Я взял кусок лефсе и в два укуса с ним расправился.

– Девятнадцать, – поправил я, – но я же там учусь именно сейчас. Может, когда мне станет двадцать пять, все будет лучше, но что толку думать об этом сейчас?

Мама разлила кофе по чашкам.

– И еще я влюбился, – добавил я, – наверное, поэтому особо и не разговариваю.

– Это ты осенью с кем-то познакомился? – Мама поднесла ко рту чашку, не сводя с меня глаз.

– Я с ней на Пасху познакомился, когда приезжал к тебе в гости. Мы тогда всего один раз и виделись. Потом переписывались, а сейчас встретились уже в Бергене. Она изучает психологию. Родом из Каупангера. Моя ровесница.

– Но романа у тебя с ней нет?

Я покачал головой:

– В том-то и дело. Я не уверен, что ей этого хочется. Я тут немного облажался… И потом… Ну да, теперь ничего не происходит.

Из соседней комнаты послышался храп, похожий на рычанье. Следом кашель.

– Наверняка все уладится, – сказала мама.

– Возможно, – ответил я, – посмотрим. Но в целом все неплохо. Квартира у меня хорошая, и вообще мне в Бергене нравится.

– Я через несколько недель, может, заеду вас навестить, – сказала мама, – я еще хотела с бывшими однокурсницами встретиться. С Герд, помнишь ее?

– Да, конечно.

– Знаешь, я подумываю снова взяться за учебу. Может, в аспирантуру поступлю. Но вопрос упирается в деньги, да и на работе придется брать отпуск.

– Да, – отозвался я и взял еще кусок лефсе.

* * *

В спальне я долго лежал без сна. Темнота объединяла эту крохотную комнату с огромным пространством за ее пределами. Старая деревянная кровать представлялась мне маленькой лодкой. Порой за окном шумели деревья, ветер сдувал воду с листьев и с тихим стуком разбивал капли о стекло. Потом он стихал и шумел где-то поодаль, словно в этот вечер по окрестностям гуляло несколько ветров одновременно.

Когда я впервые приехал сюда, у меня сложилось впечатление, будто жизнь здесь закончилась.
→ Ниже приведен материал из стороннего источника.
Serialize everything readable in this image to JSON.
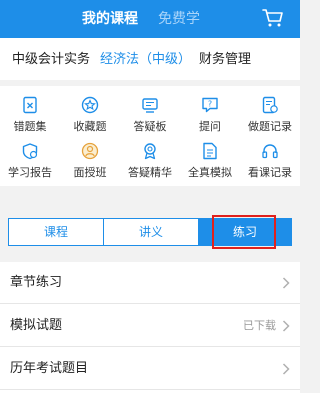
{
  "header": {
    "tabs": [
      {
        "label": "我的课程",
        "active": true
      },
      {
        "label": "免费学",
        "active": false
      }
    ],
    "cart_icon": "cart-icon",
    "background": "#1e8ee8"
  },
  "subjects": [
    {
      "label": "中级会计实务",
      "selected": false
    },
    {
      "label": "经济法（中级）",
      "selected": true
    },
    {
      "label": "财务管理",
      "selected": false
    }
  ],
  "grid": [
    {
      "label": "错题集",
      "icon": "wrong-questions-icon"
    },
    {
      "label": "收藏题",
      "icon": "favorites-icon"
    },
    {
      "label": "答疑板",
      "icon": "qa-board-icon"
    },
    {
      "label": "提问",
      "icon": "ask-question-icon"
    },
    {
      "label": "做题记录",
      "icon": "practice-record-icon"
    },
    {
      "label": "学习报告",
      "icon": "study-report-icon"
    },
    {
      "label": "面授班",
      "icon": "classroom-icon"
    },
    {
      "label": "答疑精华",
      "icon": "qa-highlights-icon"
    },
    {
      "label": "全真模拟",
      "icon": "mock-exam-icon"
    },
    {
      "label": "看课记录",
      "icon": "watch-history-icon"
    }
  ],
  "segments": [
    {
      "label": "课程",
      "selected": false
    },
    {
      "label": "讲义",
      "selected": false
    },
    {
      "label": "练习",
      "selected": true
    }
  ],
  "list": [
    {
      "title": "章节练习",
      "status": ""
    },
    {
      "title": "模拟试题",
      "status": "已下载"
    },
    {
      "title": "历年考试题目",
      "status": ""
    }
  ],
  "colors": {
    "accent": "#1e8ee8",
    "highlight": "#e0211c"
  }
}
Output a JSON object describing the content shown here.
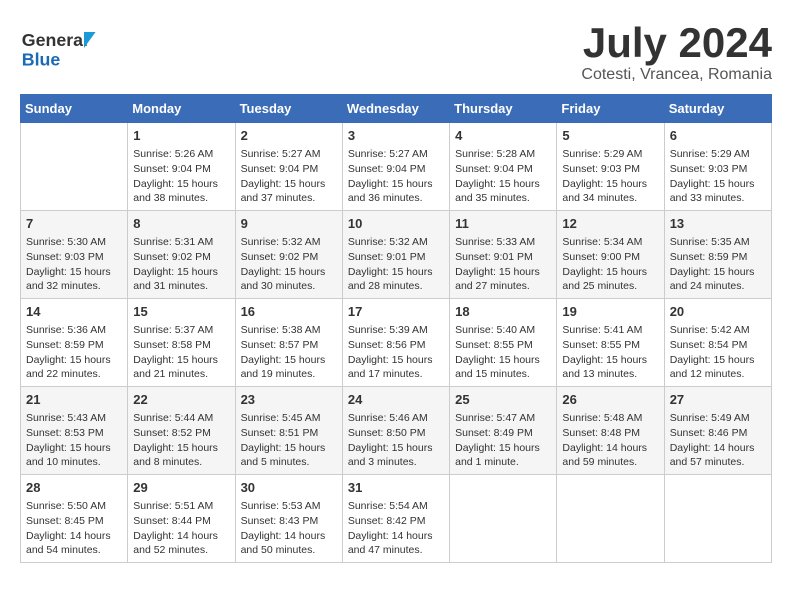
{
  "header": {
    "logo_line1": "General",
    "logo_line2": "Blue",
    "month_year": "July 2024",
    "location": "Cotesti, Vrancea, Romania"
  },
  "weekdays": [
    "Sunday",
    "Monday",
    "Tuesday",
    "Wednesday",
    "Thursday",
    "Friday",
    "Saturday"
  ],
  "weeks": [
    [
      {
        "day": "",
        "info": ""
      },
      {
        "day": "1",
        "info": "Sunrise: 5:26 AM\nSunset: 9:04 PM\nDaylight: 15 hours\nand 38 minutes."
      },
      {
        "day": "2",
        "info": "Sunrise: 5:27 AM\nSunset: 9:04 PM\nDaylight: 15 hours\nand 37 minutes."
      },
      {
        "day": "3",
        "info": "Sunrise: 5:27 AM\nSunset: 9:04 PM\nDaylight: 15 hours\nand 36 minutes."
      },
      {
        "day": "4",
        "info": "Sunrise: 5:28 AM\nSunset: 9:04 PM\nDaylight: 15 hours\nand 35 minutes."
      },
      {
        "day": "5",
        "info": "Sunrise: 5:29 AM\nSunset: 9:03 PM\nDaylight: 15 hours\nand 34 minutes."
      },
      {
        "day": "6",
        "info": "Sunrise: 5:29 AM\nSunset: 9:03 PM\nDaylight: 15 hours\nand 33 minutes."
      }
    ],
    [
      {
        "day": "7",
        "info": "Sunrise: 5:30 AM\nSunset: 9:03 PM\nDaylight: 15 hours\nand 32 minutes."
      },
      {
        "day": "8",
        "info": "Sunrise: 5:31 AM\nSunset: 9:02 PM\nDaylight: 15 hours\nand 31 minutes."
      },
      {
        "day": "9",
        "info": "Sunrise: 5:32 AM\nSunset: 9:02 PM\nDaylight: 15 hours\nand 30 minutes."
      },
      {
        "day": "10",
        "info": "Sunrise: 5:32 AM\nSunset: 9:01 PM\nDaylight: 15 hours\nand 28 minutes."
      },
      {
        "day": "11",
        "info": "Sunrise: 5:33 AM\nSunset: 9:01 PM\nDaylight: 15 hours\nand 27 minutes."
      },
      {
        "day": "12",
        "info": "Sunrise: 5:34 AM\nSunset: 9:00 PM\nDaylight: 15 hours\nand 25 minutes."
      },
      {
        "day": "13",
        "info": "Sunrise: 5:35 AM\nSunset: 8:59 PM\nDaylight: 15 hours\nand 24 minutes."
      }
    ],
    [
      {
        "day": "14",
        "info": "Sunrise: 5:36 AM\nSunset: 8:59 PM\nDaylight: 15 hours\nand 22 minutes."
      },
      {
        "day": "15",
        "info": "Sunrise: 5:37 AM\nSunset: 8:58 PM\nDaylight: 15 hours\nand 21 minutes."
      },
      {
        "day": "16",
        "info": "Sunrise: 5:38 AM\nSunset: 8:57 PM\nDaylight: 15 hours\nand 19 minutes."
      },
      {
        "day": "17",
        "info": "Sunrise: 5:39 AM\nSunset: 8:56 PM\nDaylight: 15 hours\nand 17 minutes."
      },
      {
        "day": "18",
        "info": "Sunrise: 5:40 AM\nSunset: 8:55 PM\nDaylight: 15 hours\nand 15 minutes."
      },
      {
        "day": "19",
        "info": "Sunrise: 5:41 AM\nSunset: 8:55 PM\nDaylight: 15 hours\nand 13 minutes."
      },
      {
        "day": "20",
        "info": "Sunrise: 5:42 AM\nSunset: 8:54 PM\nDaylight: 15 hours\nand 12 minutes."
      }
    ],
    [
      {
        "day": "21",
        "info": "Sunrise: 5:43 AM\nSunset: 8:53 PM\nDaylight: 15 hours\nand 10 minutes."
      },
      {
        "day": "22",
        "info": "Sunrise: 5:44 AM\nSunset: 8:52 PM\nDaylight: 15 hours\nand 8 minutes."
      },
      {
        "day": "23",
        "info": "Sunrise: 5:45 AM\nSunset: 8:51 PM\nDaylight: 15 hours\nand 5 minutes."
      },
      {
        "day": "24",
        "info": "Sunrise: 5:46 AM\nSunset: 8:50 PM\nDaylight: 15 hours\nand 3 minutes."
      },
      {
        "day": "25",
        "info": "Sunrise: 5:47 AM\nSunset: 8:49 PM\nDaylight: 15 hours\nand 1 minute."
      },
      {
        "day": "26",
        "info": "Sunrise: 5:48 AM\nSunset: 8:48 PM\nDaylight: 14 hours\nand 59 minutes."
      },
      {
        "day": "27",
        "info": "Sunrise: 5:49 AM\nSunset: 8:46 PM\nDaylight: 14 hours\nand 57 minutes."
      }
    ],
    [
      {
        "day": "28",
        "info": "Sunrise: 5:50 AM\nSunset: 8:45 PM\nDaylight: 14 hours\nand 54 minutes."
      },
      {
        "day": "29",
        "info": "Sunrise: 5:51 AM\nSunset: 8:44 PM\nDaylight: 14 hours\nand 52 minutes."
      },
      {
        "day": "30",
        "info": "Sunrise: 5:53 AM\nSunset: 8:43 PM\nDaylight: 14 hours\nand 50 minutes."
      },
      {
        "day": "31",
        "info": "Sunrise: 5:54 AM\nSunset: 8:42 PM\nDaylight: 14 hours\nand 47 minutes."
      },
      {
        "day": "",
        "info": ""
      },
      {
        "day": "",
        "info": ""
      },
      {
        "day": "",
        "info": ""
      }
    ]
  ]
}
Не то чтобы смерть отметила этот дом своим знаком – просто все, что должно было произойти, уже произошло.

Я перевернулся на бок, подложив локоть под голову. Прислушиваясь к пульсу, я вспомнил, что однажды сказал мне дедушка: если хочешь заснуть, нельзя слушать собственное сердцебиение. Это показалось мне странным, не помню, почему он вообще об этом заговорил, но каждый раз, когда я ложился вот так и слышал пульс, я сразу же вспоминал дедушкины слова.
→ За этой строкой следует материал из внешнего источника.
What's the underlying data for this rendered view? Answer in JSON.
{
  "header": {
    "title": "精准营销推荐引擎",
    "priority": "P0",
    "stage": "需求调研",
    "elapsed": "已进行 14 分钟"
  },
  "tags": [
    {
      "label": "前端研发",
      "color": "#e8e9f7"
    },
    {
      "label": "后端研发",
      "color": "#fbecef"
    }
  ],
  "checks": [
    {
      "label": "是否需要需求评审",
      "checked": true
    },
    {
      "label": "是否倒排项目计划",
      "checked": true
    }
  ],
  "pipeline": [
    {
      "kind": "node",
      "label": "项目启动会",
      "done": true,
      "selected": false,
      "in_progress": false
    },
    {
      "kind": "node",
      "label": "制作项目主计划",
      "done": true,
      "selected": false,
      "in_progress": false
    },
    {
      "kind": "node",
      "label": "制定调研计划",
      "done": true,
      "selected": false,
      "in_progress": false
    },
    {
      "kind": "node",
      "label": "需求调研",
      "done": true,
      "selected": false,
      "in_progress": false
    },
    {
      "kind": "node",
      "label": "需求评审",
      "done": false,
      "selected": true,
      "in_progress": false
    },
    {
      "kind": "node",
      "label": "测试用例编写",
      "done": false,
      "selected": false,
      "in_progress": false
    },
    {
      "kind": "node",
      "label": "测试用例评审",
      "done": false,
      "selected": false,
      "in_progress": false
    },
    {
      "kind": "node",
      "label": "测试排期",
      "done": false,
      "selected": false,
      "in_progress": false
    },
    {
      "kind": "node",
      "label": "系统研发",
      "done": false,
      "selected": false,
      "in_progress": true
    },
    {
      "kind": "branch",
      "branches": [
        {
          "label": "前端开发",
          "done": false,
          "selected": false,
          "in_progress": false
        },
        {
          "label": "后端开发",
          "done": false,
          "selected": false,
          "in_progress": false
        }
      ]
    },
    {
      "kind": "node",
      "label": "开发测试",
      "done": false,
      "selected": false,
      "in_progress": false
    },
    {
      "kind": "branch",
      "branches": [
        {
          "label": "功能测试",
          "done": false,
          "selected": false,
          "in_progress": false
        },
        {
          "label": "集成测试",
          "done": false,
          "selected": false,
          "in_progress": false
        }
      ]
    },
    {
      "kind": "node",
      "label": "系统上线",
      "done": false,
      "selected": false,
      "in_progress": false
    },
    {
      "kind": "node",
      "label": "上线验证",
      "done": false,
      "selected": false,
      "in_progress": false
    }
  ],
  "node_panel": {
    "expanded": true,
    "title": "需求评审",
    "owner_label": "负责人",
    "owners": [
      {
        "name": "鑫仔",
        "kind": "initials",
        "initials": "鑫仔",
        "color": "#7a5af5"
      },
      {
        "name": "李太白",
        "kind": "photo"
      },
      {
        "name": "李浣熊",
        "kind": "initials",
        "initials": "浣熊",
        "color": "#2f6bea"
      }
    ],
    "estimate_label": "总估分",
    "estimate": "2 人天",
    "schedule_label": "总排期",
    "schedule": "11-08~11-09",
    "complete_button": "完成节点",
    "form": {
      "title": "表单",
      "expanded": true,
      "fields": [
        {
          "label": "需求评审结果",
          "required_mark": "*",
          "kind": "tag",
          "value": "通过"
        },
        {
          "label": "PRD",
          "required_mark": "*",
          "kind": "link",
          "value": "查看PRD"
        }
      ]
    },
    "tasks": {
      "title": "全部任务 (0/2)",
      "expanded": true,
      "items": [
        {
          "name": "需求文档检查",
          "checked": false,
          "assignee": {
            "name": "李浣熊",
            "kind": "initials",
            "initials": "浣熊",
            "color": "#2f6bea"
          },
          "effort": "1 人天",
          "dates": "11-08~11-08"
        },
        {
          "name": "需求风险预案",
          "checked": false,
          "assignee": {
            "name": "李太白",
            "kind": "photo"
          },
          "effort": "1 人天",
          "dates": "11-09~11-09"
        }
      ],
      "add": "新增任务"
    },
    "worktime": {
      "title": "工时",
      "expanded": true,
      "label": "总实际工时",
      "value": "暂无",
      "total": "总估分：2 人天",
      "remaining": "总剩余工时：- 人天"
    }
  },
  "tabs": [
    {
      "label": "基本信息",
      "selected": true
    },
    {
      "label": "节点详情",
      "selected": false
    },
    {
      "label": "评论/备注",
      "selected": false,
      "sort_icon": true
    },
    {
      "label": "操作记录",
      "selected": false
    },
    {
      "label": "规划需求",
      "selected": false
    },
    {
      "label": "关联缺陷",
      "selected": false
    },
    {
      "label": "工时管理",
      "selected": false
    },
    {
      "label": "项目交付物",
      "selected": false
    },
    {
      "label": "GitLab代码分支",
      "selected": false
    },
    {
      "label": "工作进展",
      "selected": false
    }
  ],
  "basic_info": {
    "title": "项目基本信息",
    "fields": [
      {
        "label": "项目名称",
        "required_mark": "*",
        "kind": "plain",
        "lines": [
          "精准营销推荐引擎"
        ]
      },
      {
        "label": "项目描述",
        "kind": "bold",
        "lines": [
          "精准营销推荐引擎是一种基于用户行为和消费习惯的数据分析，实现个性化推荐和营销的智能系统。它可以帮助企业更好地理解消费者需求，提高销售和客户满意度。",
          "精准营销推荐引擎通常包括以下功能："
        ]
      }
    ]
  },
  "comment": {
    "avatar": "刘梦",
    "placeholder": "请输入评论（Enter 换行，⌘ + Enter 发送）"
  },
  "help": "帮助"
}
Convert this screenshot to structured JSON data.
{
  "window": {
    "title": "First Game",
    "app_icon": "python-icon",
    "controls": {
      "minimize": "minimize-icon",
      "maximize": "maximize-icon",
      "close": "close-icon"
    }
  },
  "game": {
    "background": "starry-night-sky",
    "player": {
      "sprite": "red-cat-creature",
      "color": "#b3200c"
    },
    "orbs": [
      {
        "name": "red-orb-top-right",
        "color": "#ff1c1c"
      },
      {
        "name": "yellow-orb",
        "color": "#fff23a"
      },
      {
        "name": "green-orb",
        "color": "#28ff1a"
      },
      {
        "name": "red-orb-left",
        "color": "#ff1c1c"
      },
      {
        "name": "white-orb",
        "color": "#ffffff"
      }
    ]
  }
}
Всего за несколько месяцев до этого мама рассказала, что в начале шестидесятых дедушку довольно долго мучили страхи, такие сильные, что он оставил работу и все время лежал на диване, боясь умереть. Из всех дедушкиных детей дома в то время жил только Хьяртан, но он был еще мал и не понимал, что происходит.

Мамин рассказ растревожил меня прежде всего тем, что раньше я ничего об этом не знал и никогда бы не догадался. Может, в жизни моих близких есть и другие потайные карманы с пугающими событиями? Но и сам факт, о котором она рассказала, то, что это случилось именно с дедушкой, никак не укладывался в голове, ведь если что у меня и ассоциировалось с ним, то это жизнелюбие. Впрочем, я не воспринимал его как отдельную личность со своей отдельной жизнью, для меня он всегда был только дедушкой, так же как бабушка была только бабушкой.

Старая береза во дворе зашелестела и, встряхнувшись по-собачьи, обрушила на стену целый каскад капель.

Темно. Тихо. Пульс. Ду-дунк. Ду-дунк. Ду-дунк.

В отличие от дедушки, я слышал не смерть, а жизнь. Мое сердце молодое и сильное, оно простучит и через мои двадцать, и через мои тридцать, и через сорок, и через мои пятьдесят тоже должно простучать. Если я стану таким же старым, как дедушка, а ему восемьдесят, значит, сейчас я прожил лишь четверть жизни. У меня почти все еще впереди, залитое обнадеживающим светом неведенья и шанса, и сквозь него сердце, эта надежная мышца, проведет меня целым и невредимым, мудреющим, набирающимся сил и обогащающимся пережитым.